Kaspersky: 12345 Becomes The Most Generally Used Combination Of Passwords

Illustration of password (photo: Unsplash)

JAKARTA - Kaspersky's latest research reveals that most of the passwords that were broken not only violate password security guidelines, but have also remained unchanged for a long time.

While passwords are still one of the main authentication methods, passwords are no longer at the top in terms of security.

Kaspersky experts analyzed a massive password leak from 2023 to 2025 and identified several recurring patterns, including:

Users often add predictable elements such as numbers, dates, and personal identification to passwords. For example, 10% of passwords in analyzed datasets contain numbers that resemble a date (from 1990 to 2025)

As many as 0.5% of all leaked passwords end with 2024, which is every 200th password!

In addition, the most common combination of passwords is '12345', which drastically reduces cryptographic power and shortens the time it takes for a gross-force attack to succeed.

Among other popular password components are the word 'love' and username, as well as the name of the country which is also often included in the password.

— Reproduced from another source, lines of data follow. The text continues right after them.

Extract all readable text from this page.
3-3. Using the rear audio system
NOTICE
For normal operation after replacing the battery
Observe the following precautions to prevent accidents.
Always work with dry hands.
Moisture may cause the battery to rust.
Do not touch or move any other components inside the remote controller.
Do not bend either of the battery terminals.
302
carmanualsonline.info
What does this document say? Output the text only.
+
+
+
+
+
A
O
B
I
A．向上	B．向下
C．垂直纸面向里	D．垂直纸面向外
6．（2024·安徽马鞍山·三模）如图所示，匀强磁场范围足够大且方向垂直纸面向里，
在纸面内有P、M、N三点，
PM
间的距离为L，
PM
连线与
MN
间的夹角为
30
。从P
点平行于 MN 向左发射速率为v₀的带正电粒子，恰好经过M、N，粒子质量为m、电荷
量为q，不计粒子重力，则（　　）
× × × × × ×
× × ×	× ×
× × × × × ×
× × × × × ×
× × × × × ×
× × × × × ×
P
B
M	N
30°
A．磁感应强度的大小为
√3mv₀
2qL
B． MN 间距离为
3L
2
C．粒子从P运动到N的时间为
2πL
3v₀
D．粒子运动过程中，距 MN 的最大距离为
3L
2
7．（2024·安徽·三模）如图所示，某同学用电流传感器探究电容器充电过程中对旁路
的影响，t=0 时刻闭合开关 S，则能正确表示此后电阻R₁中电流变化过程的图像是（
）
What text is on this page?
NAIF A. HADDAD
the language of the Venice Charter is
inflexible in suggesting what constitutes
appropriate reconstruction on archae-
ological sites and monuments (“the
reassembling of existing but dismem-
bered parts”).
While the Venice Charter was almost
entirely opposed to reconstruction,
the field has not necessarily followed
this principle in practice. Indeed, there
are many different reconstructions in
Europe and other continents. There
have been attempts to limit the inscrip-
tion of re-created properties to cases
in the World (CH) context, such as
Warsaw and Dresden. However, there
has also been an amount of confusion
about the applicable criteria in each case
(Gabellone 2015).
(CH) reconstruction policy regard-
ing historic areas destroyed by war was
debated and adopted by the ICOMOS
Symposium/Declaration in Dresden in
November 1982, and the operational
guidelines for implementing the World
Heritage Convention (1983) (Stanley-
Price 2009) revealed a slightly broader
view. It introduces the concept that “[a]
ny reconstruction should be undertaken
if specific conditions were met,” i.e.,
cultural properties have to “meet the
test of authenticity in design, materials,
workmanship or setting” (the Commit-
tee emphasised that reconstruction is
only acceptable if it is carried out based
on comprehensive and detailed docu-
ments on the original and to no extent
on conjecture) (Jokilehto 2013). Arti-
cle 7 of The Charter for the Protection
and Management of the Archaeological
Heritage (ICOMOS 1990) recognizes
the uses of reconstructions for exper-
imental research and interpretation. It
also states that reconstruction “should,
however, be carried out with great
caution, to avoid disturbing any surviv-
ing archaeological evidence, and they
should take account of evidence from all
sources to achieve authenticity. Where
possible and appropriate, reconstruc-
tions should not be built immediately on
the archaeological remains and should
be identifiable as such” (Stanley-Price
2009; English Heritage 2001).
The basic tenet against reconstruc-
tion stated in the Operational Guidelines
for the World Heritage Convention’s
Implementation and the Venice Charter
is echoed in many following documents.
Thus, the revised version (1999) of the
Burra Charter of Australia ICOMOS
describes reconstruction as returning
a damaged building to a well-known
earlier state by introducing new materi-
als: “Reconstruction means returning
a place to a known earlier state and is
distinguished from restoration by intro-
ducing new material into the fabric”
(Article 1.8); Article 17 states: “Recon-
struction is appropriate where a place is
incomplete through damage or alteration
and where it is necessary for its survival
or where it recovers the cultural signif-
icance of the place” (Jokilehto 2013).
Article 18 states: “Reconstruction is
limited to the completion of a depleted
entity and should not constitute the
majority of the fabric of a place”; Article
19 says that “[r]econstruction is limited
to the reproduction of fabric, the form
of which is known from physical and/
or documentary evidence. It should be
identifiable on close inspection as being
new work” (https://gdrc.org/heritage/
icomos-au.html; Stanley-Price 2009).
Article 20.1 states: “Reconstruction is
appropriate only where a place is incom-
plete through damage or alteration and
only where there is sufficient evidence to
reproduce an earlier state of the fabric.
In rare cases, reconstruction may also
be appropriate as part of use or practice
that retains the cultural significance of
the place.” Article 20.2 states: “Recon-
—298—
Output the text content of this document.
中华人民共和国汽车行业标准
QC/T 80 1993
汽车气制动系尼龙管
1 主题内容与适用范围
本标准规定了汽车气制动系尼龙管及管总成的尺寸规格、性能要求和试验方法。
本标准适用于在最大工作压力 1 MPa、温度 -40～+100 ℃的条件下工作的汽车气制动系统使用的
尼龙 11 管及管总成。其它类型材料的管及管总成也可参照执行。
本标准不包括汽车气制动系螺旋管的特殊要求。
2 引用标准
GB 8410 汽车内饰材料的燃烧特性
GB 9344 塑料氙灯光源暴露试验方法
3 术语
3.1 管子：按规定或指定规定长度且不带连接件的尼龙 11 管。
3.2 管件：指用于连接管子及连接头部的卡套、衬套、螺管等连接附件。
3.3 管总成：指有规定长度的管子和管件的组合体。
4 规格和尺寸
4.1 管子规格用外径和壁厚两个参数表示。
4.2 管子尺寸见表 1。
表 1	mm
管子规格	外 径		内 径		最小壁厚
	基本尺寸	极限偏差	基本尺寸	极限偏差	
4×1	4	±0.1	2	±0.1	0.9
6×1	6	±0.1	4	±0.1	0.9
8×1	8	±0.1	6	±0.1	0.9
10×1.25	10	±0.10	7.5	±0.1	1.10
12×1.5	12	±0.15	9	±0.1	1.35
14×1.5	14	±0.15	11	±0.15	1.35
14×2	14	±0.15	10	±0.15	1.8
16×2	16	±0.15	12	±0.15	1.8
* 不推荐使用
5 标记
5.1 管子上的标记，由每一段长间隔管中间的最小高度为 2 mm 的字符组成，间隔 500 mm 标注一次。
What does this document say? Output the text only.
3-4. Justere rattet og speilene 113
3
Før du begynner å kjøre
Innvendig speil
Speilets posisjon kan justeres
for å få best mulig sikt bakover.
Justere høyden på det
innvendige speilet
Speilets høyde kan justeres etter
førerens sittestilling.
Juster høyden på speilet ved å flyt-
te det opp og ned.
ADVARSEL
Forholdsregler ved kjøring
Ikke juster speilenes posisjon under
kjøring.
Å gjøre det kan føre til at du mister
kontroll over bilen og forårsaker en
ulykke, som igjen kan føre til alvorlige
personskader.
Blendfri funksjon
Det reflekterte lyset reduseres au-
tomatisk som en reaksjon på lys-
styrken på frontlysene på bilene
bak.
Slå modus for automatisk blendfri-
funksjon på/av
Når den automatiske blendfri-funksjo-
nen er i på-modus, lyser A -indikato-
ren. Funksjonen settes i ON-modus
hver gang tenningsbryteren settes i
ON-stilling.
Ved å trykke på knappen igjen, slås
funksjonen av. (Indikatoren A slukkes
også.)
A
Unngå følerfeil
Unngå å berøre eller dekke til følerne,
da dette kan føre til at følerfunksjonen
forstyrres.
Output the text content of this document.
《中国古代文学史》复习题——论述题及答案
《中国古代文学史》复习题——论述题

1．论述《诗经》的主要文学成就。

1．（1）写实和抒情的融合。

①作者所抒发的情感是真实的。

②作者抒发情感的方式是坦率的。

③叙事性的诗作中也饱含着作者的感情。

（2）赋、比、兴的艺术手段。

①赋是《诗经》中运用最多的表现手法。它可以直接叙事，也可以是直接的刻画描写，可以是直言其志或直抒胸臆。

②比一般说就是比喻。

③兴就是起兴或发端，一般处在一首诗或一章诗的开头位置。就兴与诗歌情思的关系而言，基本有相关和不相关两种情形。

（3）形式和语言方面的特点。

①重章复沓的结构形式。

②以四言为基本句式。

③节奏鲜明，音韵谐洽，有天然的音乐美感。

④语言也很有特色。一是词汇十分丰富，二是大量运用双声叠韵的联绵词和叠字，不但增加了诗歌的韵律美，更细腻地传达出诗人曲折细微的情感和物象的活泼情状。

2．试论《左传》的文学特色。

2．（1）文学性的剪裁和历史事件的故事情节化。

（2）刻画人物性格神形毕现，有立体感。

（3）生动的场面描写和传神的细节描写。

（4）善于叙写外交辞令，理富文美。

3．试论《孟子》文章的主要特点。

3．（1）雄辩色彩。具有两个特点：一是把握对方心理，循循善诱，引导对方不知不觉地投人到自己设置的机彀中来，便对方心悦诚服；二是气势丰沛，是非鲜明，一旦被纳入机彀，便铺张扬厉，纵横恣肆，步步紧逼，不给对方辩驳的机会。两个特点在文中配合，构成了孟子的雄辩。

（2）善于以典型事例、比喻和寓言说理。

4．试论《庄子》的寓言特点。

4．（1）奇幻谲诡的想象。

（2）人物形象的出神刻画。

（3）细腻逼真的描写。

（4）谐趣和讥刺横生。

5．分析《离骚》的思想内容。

Then, most of the leaked passwords have remained unchanged for years. According to data analysis, the average age of the password found in this leak is 3.5-4 years.

All of these findings highlight the critical vulnerability of password-based authentication when the manufacturing, management, and storage protocols are not strictly followed.

Responding to increasingly strong security needs, Kaspersky advised the public to start switching to password or passkey.

Passkey technology is based on cryptography and biometric keys, and is not susceptible to threats such as phishing or data leakage.